The bards in Ossian occasionally exercise the power of looking into the mirror of the future. So in the ode “Weissagung” (1773), the poet seizes the Telyn and prophesies; likewise in the ode “Die Rosstrappe” (1771);[93] in both, however, the sacred white horses mentioned by Tacitus, but not found in Ossian, play a part.
A frequent device that we find in Klopstock, especially at the height of his enthusiasm for Ossian, is the conjuring up of the spirits of the departed. Doubtless the songs of Ossian, in which the ghosts of the fallen play such an important rôle, inspired Klopstock with a fondness for this device. We must hold Ossian accountable, for example, when in the ode “Thuiskon” (1764) the hoary ancestor of the German people is made to appear in the grove of the modern German bards. Similarly an old bard is conjured up in the ode “Der Hügel, und der Hain” (1767); in the ode “Rothschilds Gräber” (1766) the souls of the departed appear to the poet, and spirits that hover around Braga or the goddess of the German language occur frequently in the odes of the period that coincides with Klopstock’s most intense interest in Ossian.[94]

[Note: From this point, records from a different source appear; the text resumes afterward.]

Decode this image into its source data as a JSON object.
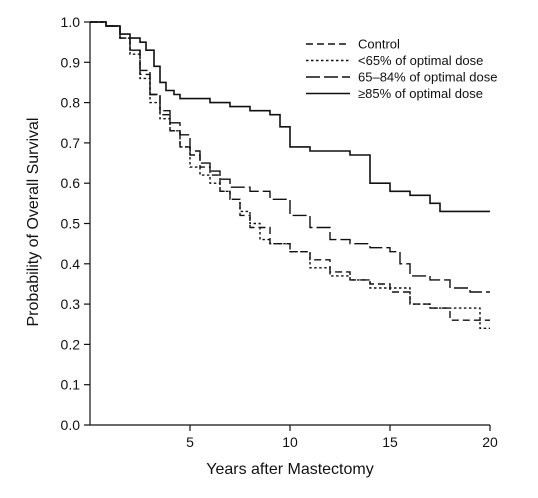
{
  "chart_data": {
    "type": "line",
    "title": "",
    "xlabel": "Years after Mastectomy",
    "ylabel": "Probability of Overall Survival",
    "xlim": [
      0,
      20
    ],
    "ylim": [
      0,
      1.0
    ],
    "xticks": [
      5,
      10,
      15,
      20
    ],
    "yticks": [
      0.0,
      0.1,
      0.2,
      0.3,
      0.4,
      0.5,
      0.6,
      0.7,
      0.8,
      0.9,
      1.0
    ],
    "ytick_labels": [
      "0.0",
      "0.1",
      "0.2",
      "0.3",
      "0.4",
      "0.5",
      "0.6",
      "0.7",
      "0.8",
      "0.9",
      "1.0"
    ],
    "grid": false,
    "legend_position": "top-right",
    "line_color": "#111111",
    "series": [
      {
        "name": "Control",
        "style": "dashed",
        "x": [
          0,
          0.8,
          1.5,
          2.0,
          2.5,
          3.0,
          3.5,
          4.0,
          4.5,
          5.0,
          5.5,
          6.0,
          6.5,
          7.0,
          7.5,
          8.0,
          9.0,
          10.0,
          11.0,
          12.0,
          13.0,
          14.0,
          15.0,
          16.0,
          17.0,
          18.0,
          19.0,
          20.0
        ],
        "y": [
          1.0,
          0.99,
          0.96,
          0.93,
          0.88,
          0.82,
          0.77,
          0.73,
          0.69,
          0.67,
          0.64,
          0.62,
          0.58,
          0.56,
          0.52,
          0.49,
          0.45,
          0.43,
          0.41,
          0.38,
          0.36,
          0.35,
          0.33,
          0.3,
          0.29,
          0.26,
          0.26,
          0.26
        ]
      },
      {
        "name": "<65% of optimal dose",
        "style": "dotted",
        "x": [
          0,
          0.8,
          1.5,
          2.0,
          2.5,
          3.0,
          3.5,
          4.0,
          4.5,
          5.0,
          5.5,
          6.0,
          6.5,
          7.0,
          7.5,
          8.0,
          8.5,
          9.0,
          10.0,
          11.0,
          12.0,
          13.0,
          14.0,
          15.0,
          16.0,
          17.0,
          18.0,
          19.0,
          19.5,
          20.0
        ],
        "y": [
          1.0,
          0.99,
          0.96,
          0.92,
          0.86,
          0.8,
          0.76,
          0.73,
          0.69,
          0.64,
          0.62,
          0.6,
          0.58,
          0.56,
          0.53,
          0.5,
          0.46,
          0.45,
          0.43,
          0.39,
          0.37,
          0.36,
          0.34,
          0.34,
          0.3,
          0.29,
          0.29,
          0.29,
          0.24,
          0.24
        ]
      },
      {
        "name": "65–84% of optimal dose",
        "style": "longdash",
        "x": [
          0,
          0.8,
          1.5,
          2.0,
          2.5,
          3.0,
          3.5,
          4.0,
          4.5,
          5.0,
          5.5,
          6.0,
          6.5,
          7.0,
          8.0,
          9.0,
          10.0,
          11.0,
          12.0,
          13.0,
          14.0,
          15.0,
          15.5,
          16.0,
          17.0,
          18.0,
          19.0,
          20.0
        ],
        "y": [
          1.0,
          0.99,
          0.96,
          0.93,
          0.87,
          0.82,
          0.78,
          0.75,
          0.72,
          0.68,
          0.65,
          0.63,
          0.61,
          0.59,
          0.58,
          0.56,
          0.52,
          0.49,
          0.46,
          0.45,
          0.44,
          0.43,
          0.4,
          0.37,
          0.36,
          0.34,
          0.33,
          0.33
        ]
      },
      {
        "name": "≥85% of optimal dose",
        "style": "solid",
        "x": [
          0,
          0.8,
          1.5,
          2.0,
          2.5,
          2.8,
          3.2,
          3.5,
          3.8,
          4.2,
          4.5,
          5.0,
          6.0,
          7.0,
          8.0,
          9.0,
          9.5,
          10.0,
          11.0,
          12.0,
          13.0,
          14.0,
          15.0,
          16.0,
          17.0,
          17.5,
          18.0,
          19.0,
          20.0
        ],
        "y": [
          1.0,
          0.99,
          0.97,
          0.96,
          0.95,
          0.93,
          0.89,
          0.85,
          0.83,
          0.82,
          0.81,
          0.81,
          0.8,
          0.79,
          0.78,
          0.77,
          0.74,
          0.69,
          0.68,
          0.68,
          0.67,
          0.6,
          0.58,
          0.57,
          0.55,
          0.53,
          0.53,
          0.53,
          0.53
        ]
      }
    ]
  }
}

The influence of Ossian is particularly manifest in the first of the odes mentioned in the previous paragraph, in “Thuiskon.” We have but to read the ode and for comparison the “Address to the Evening Star” and the “Apostrophe to Fingal and his Times” in “The Songs of Selma,”[95] to notice the resemblance. The time of the ghosts’ appearance in both is at the rising of the evening star, which in “Thuiskon” sends down “entwölkte Schimmer,” while in Ossian it “lifts its head from its clouds.” Compare also ll. 5–6:
So entsenket die Erscheinung des Thuiskon, wie Silber stäubt
Von fallendem Gewässer ...
with “Fingal comes like a watery column of mist.”[96]
Another ode of the same year, “Die frühen Gräber” (1764), shows undoubted traces of Ossian’s influence. The entire Stimmung is Ossianic and Ossianic touches are not wanting, as when the poet says, ll. 9–10:
Ihr Edleren, ach es bewächst
Eure Maale schon ernstes Moos!
The poems of Ossian teem with laments for the departed, whose graves are marked by stones, grown over with moss. The danger of referring everything in Klopstock that savors of the Gaelic bard to Ossian has been pointed out, yet Ossian undoubtedly accentuated and brought into stronger relief much that already existed.